YAMAGATA--A well-known clay figure believed to date back more than 3,000 years will finally have a leg to stand on.

The upper half of the body of the figure, named “keppatsu dogu” (A clay figure of a woman with her hair in a topknot), was reunited with one of its missing legs for the first time in about 90 years. The two pieces are now on display at the Yamagata University Museum here.

The reunion was a rare case of parts from the same ancient figure being brought together after a long separation.

The museum plans to join the left leg to the the figure and show the nearly full body this autumn.

Long a fixture exhibit, the upper body, which measures 15 centimeters in height and 16 cm wide at the shoulders, is also the model for the museum’s promotional character Keppatsu-chan.

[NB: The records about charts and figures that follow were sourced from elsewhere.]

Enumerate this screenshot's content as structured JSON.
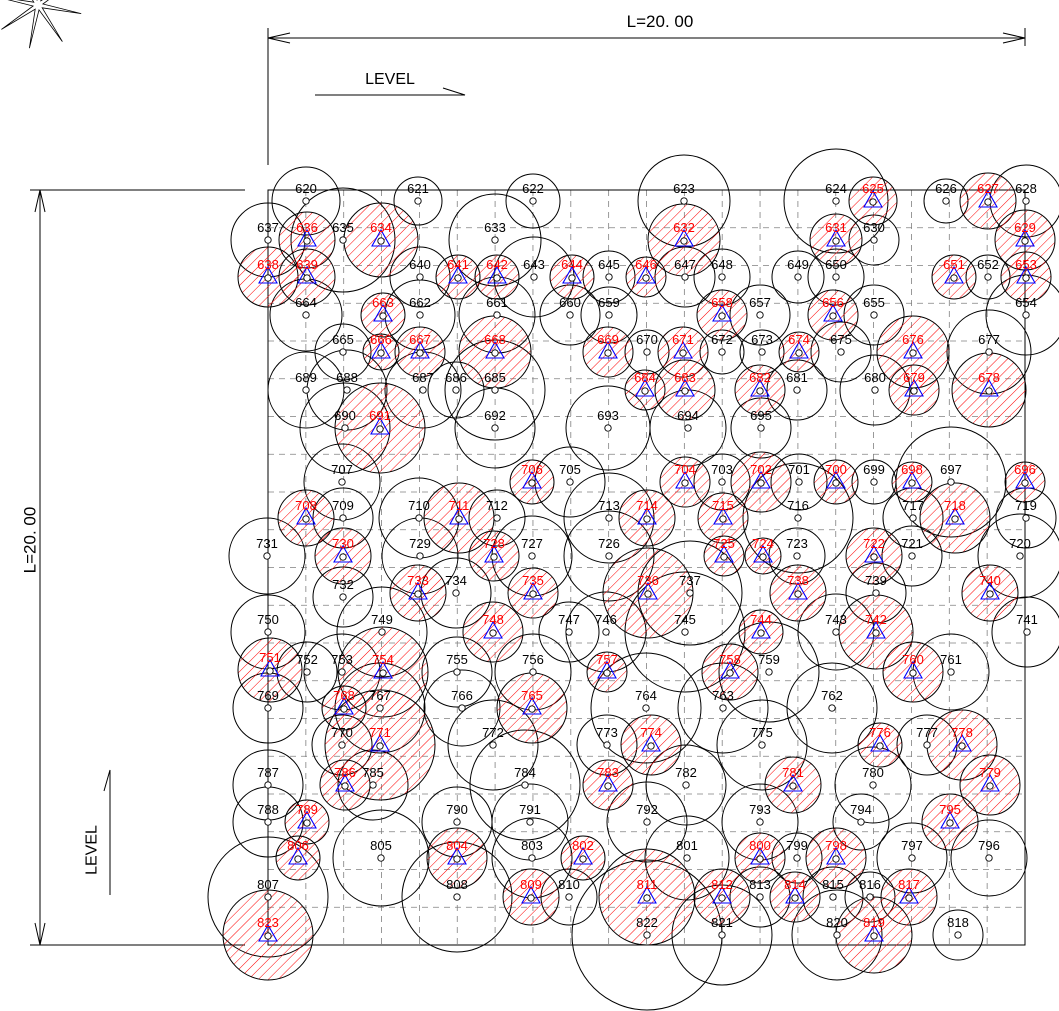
{
  "drawing": {
    "top_dimension": "L=20. 00",
    "left_dimension": "L=20. 00",
    "top_level_label": "LEVEL",
    "left_level_label": "LEVEL"
  },
  "colors": {
    "line": "#000000",
    "label": "#000000",
    "marked_label": "#ff0000",
    "hatch": "#ff0000",
    "triangle": "#0000ff",
    "grid": "#808080"
  },
  "points": [
    {
      "label": "620",
      "marked": false
    },
    {
      "label": "621",
      "marked": false
    },
    {
      "label": "622",
      "marked": false
    },
    {
      "label": "623",
      "marked": false
    },
    {
      "label": "624",
      "marked": false
    },
    {
      "label": "625",
      "marked": true
    },
    {
      "label": "626",
      "marked": false
    },
    {
      "label": "627",
      "marked": true
    },
    {
      "label": "628",
      "marked": false
    },
    {
      "label": "637",
      "marked": false
    },
    {
      "label": "636",
      "marked": true
    },
    {
      "label": "635",
      "marked": false
    },
    {
      "label": "634",
      "marked": true
    },
    {
      "label": "633",
      "marked": false
    },
    {
      "label": "632",
      "marked": true
    },
    {
      "label": "631",
      "marked": true
    },
    {
      "label": "630",
      "marked": false
    },
    {
      "label": "629",
      "marked": true
    },
    {
      "label": "638",
      "marked": true
    },
    {
      "label": "639",
      "marked": true
    },
    {
      "label": "640",
      "marked": false
    },
    {
      "label": "641",
      "marked": true
    },
    {
      "label": "642",
      "marked": true
    },
    {
      "label": "643",
      "marked": false
    },
    {
      "label": "644",
      "marked": true
    },
    {
      "label": "645",
      "marked": false
    },
    {
      "label": "646",
      "marked": true
    },
    {
      "label": "647",
      "marked": false
    },
    {
      "label": "648",
      "marked": false
    },
    {
      "label": "649",
      "marked": false
    },
    {
      "label": "650",
      "marked": false
    },
    {
      "label": "651",
      "marked": true
    },
    {
      "label": "652",
      "marked": false
    },
    {
      "label": "653",
      "marked": true
    },
    {
      "label": "664",
      "marked": false
    },
    {
      "label": "663",
      "marked": true
    },
    {
      "label": "662",
      "marked": false
    },
    {
      "label": "661",
      "marked": false
    },
    {
      "label": "660",
      "marked": false
    },
    {
      "label": "659",
      "marked": false
    },
    {
      "label": "658",
      "marked": true
    },
    {
      "label": "657",
      "marked": false
    },
    {
      "label": "656",
      "marked": true
    },
    {
      "label": "655",
      "marked": false
    },
    {
      "label": "654",
      "marked": false
    },
    {
      "label": "665",
      "marked": false
    },
    {
      "label": "666",
      "marked": true
    },
    {
      "label": "667",
      "marked": true
    },
    {
      "label": "668",
      "marked": true
    },
    {
      "label": "669",
      "marked": true
    },
    {
      "label": "670",
      "marked": false
    },
    {
      "label": "671",
      "marked": true
    },
    {
      "label": "672",
      "marked": false
    },
    {
      "label": "673",
      "marked": false
    },
    {
      "label": "674",
      "marked": true
    },
    {
      "label": "675",
      "marked": false
    },
    {
      "label": "676",
      "marked": true
    },
    {
      "label": "677",
      "marked": false
    },
    {
      "label": "689",
      "marked": false
    },
    {
      "label": "688",
      "marked": false
    },
    {
      "label": "687",
      "marked": false
    },
    {
      "label": "686",
      "marked": false
    },
    {
      "label": "685",
      "marked": false
    },
    {
      "label": "684",
      "marked": true
    },
    {
      "label": "683",
      "marked": true
    },
    {
      "label": "682",
      "marked": true
    },
    {
      "label": "681",
      "marked": false
    },
    {
      "label": "680",
      "marked": false
    },
    {
      "label": "679",
      "marked": true
    },
    {
      "label": "678",
      "marked": true
    },
    {
      "label": "690",
      "marked": false
    },
    {
      "label": "691",
      "marked": true
    },
    {
      "label": "692",
      "marked": false
    },
    {
      "label": "693",
      "marked": false
    },
    {
      "label": "694",
      "marked": false
    },
    {
      "label": "695",
      "marked": false
    },
    {
      "label": "707",
      "marked": false
    },
    {
      "label": "706",
      "marked": true
    },
    {
      "label": "705",
      "marked": false
    },
    {
      "label": "704",
      "marked": true
    },
    {
      "label": "703",
      "marked": false
    },
    {
      "label": "702",
      "marked": true
    },
    {
      "label": "701",
      "marked": false
    },
    {
      "label": "700",
      "marked": true
    },
    {
      "label": "699",
      "marked": false
    },
    {
      "label": "698",
      "marked": true
    },
    {
      "label": "697",
      "marked": false
    },
    {
      "label": "696",
      "marked": true
    },
    {
      "label": "708",
      "marked": true
    },
    {
      "label": "709",
      "marked": false
    },
    {
      "label": "710",
      "marked": false
    },
    {
      "label": "711",
      "marked": true
    },
    {
      "label": "712",
      "marked": false
    },
    {
      "label": "713",
      "marked": false
    },
    {
      "label": "714",
      "marked": true
    },
    {
      "label": "715",
      "marked": true
    },
    {
      "label": "716",
      "marked": false
    },
    {
      "label": "717",
      "marked": false
    },
    {
      "label": "718",
      "marked": true
    },
    {
      "label": "719",
      "marked": false
    },
    {
      "label": "731",
      "marked": false
    },
    {
      "label": "730",
      "marked": true
    },
    {
      "label": "729",
      "marked": false
    },
    {
      "label": "728",
      "marked": true
    },
    {
      "label": "727",
      "marked": false
    },
    {
      "label": "726",
      "marked": false
    },
    {
      "label": "725",
      "marked": true
    },
    {
      "label": "724",
      "marked": true
    },
    {
      "label": "723",
      "marked": false
    },
    {
      "label": "722",
      "marked": true
    },
    {
      "label": "721",
      "marked": false
    },
    {
      "label": "720",
      "marked": false
    },
    {
      "label": "732",
      "marked": false
    },
    {
      "label": "733",
      "marked": true
    },
    {
      "label": "734",
      "marked": false
    },
    {
      "label": "735",
      "marked": true
    },
    {
      "label": "736",
      "marked": true
    },
    {
      "label": "737",
      "marked": false
    },
    {
      "label": "738",
      "marked": true
    },
    {
      "label": "739",
      "marked": false
    },
    {
      "label": "740",
      "marked": true
    },
    {
      "label": "750",
      "marked": false
    },
    {
      "label": "749",
      "marked": false
    },
    {
      "label": "748",
      "marked": true
    },
    {
      "label": "747",
      "marked": false
    },
    {
      "label": "746",
      "marked": false
    },
    {
      "label": "745",
      "marked": false
    },
    {
      "label": "744",
      "marked": true
    },
    {
      "label": "743",
      "marked": false
    },
    {
      "label": "742",
      "marked": true
    },
    {
      "label": "741",
      "marked": false
    },
    {
      "label": "751",
      "marked": true
    },
    {
      "label": "752",
      "marked": false
    },
    {
      "label": "753",
      "marked": false
    },
    {
      "label": "754",
      "marked": true
    },
    {
      "label": "755",
      "marked": false
    },
    {
      "label": "756",
      "marked": false
    },
    {
      "label": "757",
      "marked": true
    },
    {
      "label": "758",
      "marked": true
    },
    {
      "label": "759",
      "marked": false
    },
    {
      "label": "760",
      "marked": true
    },
    {
      "label": "761",
      "marked": false
    },
    {
      "label": "769",
      "marked": false
    },
    {
      "label": "768",
      "marked": true
    },
    {
      "label": "767",
      "marked": false
    },
    {
      "label": "766",
      "marked": false
    },
    {
      "label": "765",
      "marked": true
    },
    {
      "label": "764",
      "marked": false
    },
    {
      "label": "763",
      "marked": false
    },
    {
      "label": "762",
      "marked": false
    },
    {
      "label": "770",
      "marked": false
    },
    {
      "label": "771",
      "marked": true
    },
    {
      "label": "772",
      "marked": false
    },
    {
      "label": "773",
      "marked": false
    },
    {
      "label": "774",
      "marked": true
    },
    {
      "label": "775",
      "marked": false
    },
    {
      "label": "776",
      "marked": true
    },
    {
      "label": "777",
      "marked": false
    },
    {
      "label": "778",
      "marked": true
    },
    {
      "label": "787",
      "marked": false
    },
    {
      "label": "786",
      "marked": true
    },
    {
      "label": "785",
      "marked": false
    },
    {
      "label": "784",
      "marked": false
    },
    {
      "label": "783",
      "marked": true
    },
    {
      "label": "782",
      "marked": false
    },
    {
      "label": "781",
      "marked": true
    },
    {
      "label": "780",
      "marked": false
    },
    {
      "label": "779",
      "marked": true
    },
    {
      "label": "788",
      "marked": false
    },
    {
      "label": "789",
      "marked": true
    },
    {
      "label": "790",
      "marked": false
    },
    {
      "label": "791",
      "marked": false
    },
    {
      "label": "792",
      "marked": false
    },
    {
      "label": "793",
      "marked": false
    },
    {
      "label": "794",
      "marked": false
    },
    {
      "label": "795",
      "marked": true
    },
    {
      "label": "806",
      "marked": true
    },
    {
      "label": "805",
      "marked": false
    },
    {
      "label": "804",
      "marked": true
    },
    {
      "label": "803",
      "marked": false
    },
    {
      "label": "802",
      "marked": true
    },
    {
      "label": "801",
      "marked": false
    },
    {
      "label": "800",
      "marked": true
    },
    {
      "label": "799",
      "marked": false
    },
    {
      "label": "798",
      "marked": true
    },
    {
      "label": "797",
      "marked": false
    },
    {
      "label": "796",
      "marked": false
    },
    {
      "label": "807",
      "marked": false
    },
    {
      "label": "808",
      "marked": false
    },
    {
      "label": "809",
      "marked": true
    },
    {
      "label": "810",
      "marked": false
    },
    {
      "label": "811",
      "marked": true
    },
    {
      "label": "812",
      "marked": true
    },
    {
      "label": "813",
      "marked": false
    },
    {
      "label": "814",
      "marked": true
    },
    {
      "label": "815",
      "marked": false
    },
    {
      "label": "816",
      "marked": false
    },
    {
      "label": "817",
      "marked": true
    },
    {
      "label": "823",
      "marked": true
    },
    {
      "label": "822",
      "marked": false
    },
    {
      "label": "821",
      "marked": false
    },
    {
      "label": "820",
      "marked": false
    },
    {
      "label": "819",
      "marked": true
    },
    {
      "label": "818",
      "marked": false
    }
  ]
}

The left leg, which had been in the possession of the Sagae city government in Yamagata Prefecture, was added to the exhibit in January after an archaeologist discovered that the cross-section surface of the leg portion matched that of the upper body of the figure.

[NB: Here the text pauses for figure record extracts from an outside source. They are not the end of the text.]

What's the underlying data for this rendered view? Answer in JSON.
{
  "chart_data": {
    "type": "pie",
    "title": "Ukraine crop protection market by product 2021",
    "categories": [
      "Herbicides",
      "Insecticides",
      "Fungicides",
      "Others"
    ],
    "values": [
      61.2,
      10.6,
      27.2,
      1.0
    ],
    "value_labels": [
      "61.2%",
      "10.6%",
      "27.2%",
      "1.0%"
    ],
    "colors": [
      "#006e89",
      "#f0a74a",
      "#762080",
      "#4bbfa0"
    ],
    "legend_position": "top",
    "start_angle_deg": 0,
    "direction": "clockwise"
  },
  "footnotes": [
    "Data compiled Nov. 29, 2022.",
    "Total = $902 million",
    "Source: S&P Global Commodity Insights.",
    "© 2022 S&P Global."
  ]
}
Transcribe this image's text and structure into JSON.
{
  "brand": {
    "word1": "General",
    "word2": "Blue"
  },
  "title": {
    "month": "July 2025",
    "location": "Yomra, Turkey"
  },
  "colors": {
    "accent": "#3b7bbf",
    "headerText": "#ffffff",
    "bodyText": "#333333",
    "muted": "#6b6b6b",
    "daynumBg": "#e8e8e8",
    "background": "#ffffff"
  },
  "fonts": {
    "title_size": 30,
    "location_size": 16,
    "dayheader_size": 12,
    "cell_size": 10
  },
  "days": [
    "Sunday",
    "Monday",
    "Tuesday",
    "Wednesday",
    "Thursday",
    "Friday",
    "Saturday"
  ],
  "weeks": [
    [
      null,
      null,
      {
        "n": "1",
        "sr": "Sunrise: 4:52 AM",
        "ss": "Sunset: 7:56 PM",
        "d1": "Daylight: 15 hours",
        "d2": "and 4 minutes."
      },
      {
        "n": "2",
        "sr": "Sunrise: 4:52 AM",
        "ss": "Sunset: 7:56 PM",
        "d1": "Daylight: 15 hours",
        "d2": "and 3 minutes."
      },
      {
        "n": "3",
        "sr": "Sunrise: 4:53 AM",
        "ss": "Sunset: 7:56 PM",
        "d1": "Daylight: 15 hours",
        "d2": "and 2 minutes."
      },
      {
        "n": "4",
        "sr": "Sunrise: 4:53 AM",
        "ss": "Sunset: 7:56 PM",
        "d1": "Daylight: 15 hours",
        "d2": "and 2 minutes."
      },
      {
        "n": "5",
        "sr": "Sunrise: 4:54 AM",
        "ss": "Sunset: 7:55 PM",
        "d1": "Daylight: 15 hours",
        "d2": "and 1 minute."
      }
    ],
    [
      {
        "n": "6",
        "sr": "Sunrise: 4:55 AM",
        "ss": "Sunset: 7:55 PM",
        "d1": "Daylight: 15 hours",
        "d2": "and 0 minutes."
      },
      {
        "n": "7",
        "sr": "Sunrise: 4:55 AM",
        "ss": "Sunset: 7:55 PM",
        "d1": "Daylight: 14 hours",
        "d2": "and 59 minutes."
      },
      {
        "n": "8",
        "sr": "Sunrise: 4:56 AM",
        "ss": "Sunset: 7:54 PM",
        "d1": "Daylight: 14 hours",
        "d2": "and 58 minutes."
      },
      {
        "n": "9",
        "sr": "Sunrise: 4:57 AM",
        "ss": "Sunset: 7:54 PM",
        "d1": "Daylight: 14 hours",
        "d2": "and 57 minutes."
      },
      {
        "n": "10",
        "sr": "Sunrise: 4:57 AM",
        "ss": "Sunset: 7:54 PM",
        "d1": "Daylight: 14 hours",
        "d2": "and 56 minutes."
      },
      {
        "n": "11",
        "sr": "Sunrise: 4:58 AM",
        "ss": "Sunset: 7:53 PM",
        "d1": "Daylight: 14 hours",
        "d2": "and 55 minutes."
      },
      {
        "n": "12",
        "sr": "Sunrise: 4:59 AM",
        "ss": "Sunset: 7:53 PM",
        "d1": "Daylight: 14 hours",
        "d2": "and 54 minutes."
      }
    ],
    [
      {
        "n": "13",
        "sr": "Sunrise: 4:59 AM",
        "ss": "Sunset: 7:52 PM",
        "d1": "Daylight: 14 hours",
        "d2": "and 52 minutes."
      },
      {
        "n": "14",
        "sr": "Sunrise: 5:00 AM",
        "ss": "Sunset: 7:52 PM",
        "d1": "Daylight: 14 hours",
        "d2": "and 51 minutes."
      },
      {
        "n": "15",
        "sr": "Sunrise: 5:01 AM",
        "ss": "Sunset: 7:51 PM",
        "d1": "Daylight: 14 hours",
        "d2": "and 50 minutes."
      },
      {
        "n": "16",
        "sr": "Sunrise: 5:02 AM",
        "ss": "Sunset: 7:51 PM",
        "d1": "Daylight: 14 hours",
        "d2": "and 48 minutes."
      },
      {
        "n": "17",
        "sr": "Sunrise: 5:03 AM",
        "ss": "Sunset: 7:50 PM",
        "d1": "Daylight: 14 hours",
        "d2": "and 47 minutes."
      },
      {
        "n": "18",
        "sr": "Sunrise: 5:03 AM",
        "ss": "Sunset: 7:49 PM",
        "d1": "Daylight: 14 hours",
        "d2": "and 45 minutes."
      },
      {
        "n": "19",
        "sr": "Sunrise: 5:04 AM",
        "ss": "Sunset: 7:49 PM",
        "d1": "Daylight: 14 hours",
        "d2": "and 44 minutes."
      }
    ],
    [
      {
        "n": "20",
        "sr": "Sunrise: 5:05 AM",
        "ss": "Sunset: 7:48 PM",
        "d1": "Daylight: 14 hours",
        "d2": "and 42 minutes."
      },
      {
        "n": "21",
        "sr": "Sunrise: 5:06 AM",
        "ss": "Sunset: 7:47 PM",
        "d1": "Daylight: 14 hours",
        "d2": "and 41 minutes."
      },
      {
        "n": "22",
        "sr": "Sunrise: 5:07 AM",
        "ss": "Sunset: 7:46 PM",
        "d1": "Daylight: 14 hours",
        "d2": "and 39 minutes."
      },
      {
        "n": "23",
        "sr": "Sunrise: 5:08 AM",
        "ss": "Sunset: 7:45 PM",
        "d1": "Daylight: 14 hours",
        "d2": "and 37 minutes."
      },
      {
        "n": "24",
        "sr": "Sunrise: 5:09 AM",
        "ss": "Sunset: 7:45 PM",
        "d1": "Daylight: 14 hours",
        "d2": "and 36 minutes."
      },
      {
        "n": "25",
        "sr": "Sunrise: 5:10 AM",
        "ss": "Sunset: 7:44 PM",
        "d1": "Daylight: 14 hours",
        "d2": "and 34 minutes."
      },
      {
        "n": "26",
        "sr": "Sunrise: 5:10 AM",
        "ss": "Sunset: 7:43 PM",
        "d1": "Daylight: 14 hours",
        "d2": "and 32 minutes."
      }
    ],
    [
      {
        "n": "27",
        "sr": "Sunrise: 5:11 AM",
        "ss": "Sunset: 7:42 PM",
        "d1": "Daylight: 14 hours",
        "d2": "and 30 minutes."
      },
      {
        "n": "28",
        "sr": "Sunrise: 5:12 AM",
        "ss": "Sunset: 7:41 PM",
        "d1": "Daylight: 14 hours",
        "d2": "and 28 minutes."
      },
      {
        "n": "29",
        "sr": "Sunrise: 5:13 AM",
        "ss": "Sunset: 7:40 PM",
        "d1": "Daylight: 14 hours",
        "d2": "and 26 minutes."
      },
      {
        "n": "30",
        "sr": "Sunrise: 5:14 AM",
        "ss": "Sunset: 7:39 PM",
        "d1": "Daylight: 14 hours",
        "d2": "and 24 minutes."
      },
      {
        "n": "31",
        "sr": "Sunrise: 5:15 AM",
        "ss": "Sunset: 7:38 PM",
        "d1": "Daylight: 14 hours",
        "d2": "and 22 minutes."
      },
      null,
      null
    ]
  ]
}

The upper body and leg were unearthed at the Ishida archaeological site in Sagae around 1921 during railway work.

They were among pieces from the periods of Jomon Pottery Culture (c. 14,500 B.C.-1,000 B.C.) and Yayoi Pottery Culture (1,000 B.C.-A.D. 250).

Matasaburo Adachi, a landowner in the area, initially owned the two pieces.

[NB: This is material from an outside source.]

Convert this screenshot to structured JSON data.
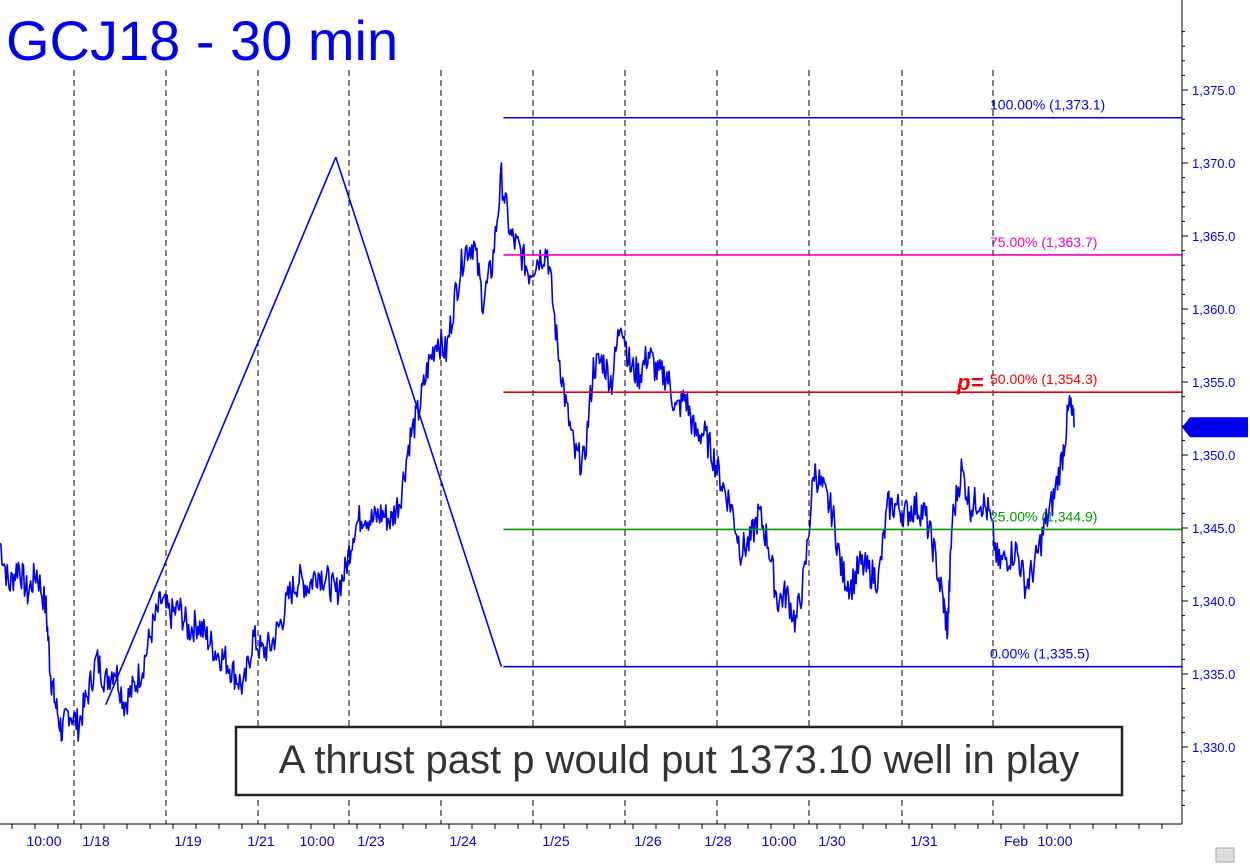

He donated the upper body to a local board of education, and it was eventually transferred to the museum.

The left leg, along with many other Jomon Pottery Culture items excavated at the site, was presented to the Sabae city government in 2015.

“Officials concluded that the upper body should be put on display because it was easy to tell that it is a clay figure,” said Miyuki Oshino, a researcher at the museum. “But they missed the left leg apparently because it was buried with many others.”

Yoshihiro Aita, a professor of archaeology at Koriyama Women’s College in Fukushima Prefecture, pointed out that the leg might belong to keppatsu dogu when he visited Sagae in June.

The following month, Aita, a graduate of Yamagata University, proved his theory when he put the left leg and the upper body together.

He said the leg may have been severed during the excavation, noting the relatively new cross-section surfaces.

The Sagae municipal government presented the leg portion to the Yamagata University Museum in November.

Oshino said the museum has no clues on the whereabouts of the other leg because documents submitted to the Sagae city government when the left leg was donated did not list the right leg.

Similar reunions have occurred, but they often involve a bit of luck.

The upper and lower parts of a clay figurine dug up at the Kamaishi Kanjo Resseki archaeological site in Hachimantai, Iwate Prefecture, were rejoined in 2012 after 3,000 years of separation.

Based on the aged cross-section surfaces of the two parts, researchers concluded the figure was sheared into two during the Jomon Pottery Culture period.

The lower half, which was discovered in 1953, was in the possession of Keio University in Tokyo, while the upper half was kept by an individual.

It is not known when the upper half was excavated.

Katsue Yagi, an expert at the public-interest Buried Cultural Property Investigation Center in Morioka, Iwate Prefecture, deduced that the two pieces belonged together from her memory.

When she studied the lower half at Keio University, she recalled photos of the upper part that showed similar features.

“When historical parts are preserved separately, there are fewer chances to confirm that they are actually from one piece,” Yagi said. “Researchers should determine whether the pieces belong to one figure by using the knowledge stored in their brains about the time the parts were made as well as their characteristics.”

In 2000, an elementary school boy accidentally came across an upper half of a clay doll from the Jomon Pottery Culture period at the Sunazawa archaeological site in Hirosaki, Aomori Prefecture.

Nine years later, a researcher discovered a lower part, which was later confirmed to be from the same figure.

The doll, called the “figure of miracle,” is shown at the Hirosaki city museum.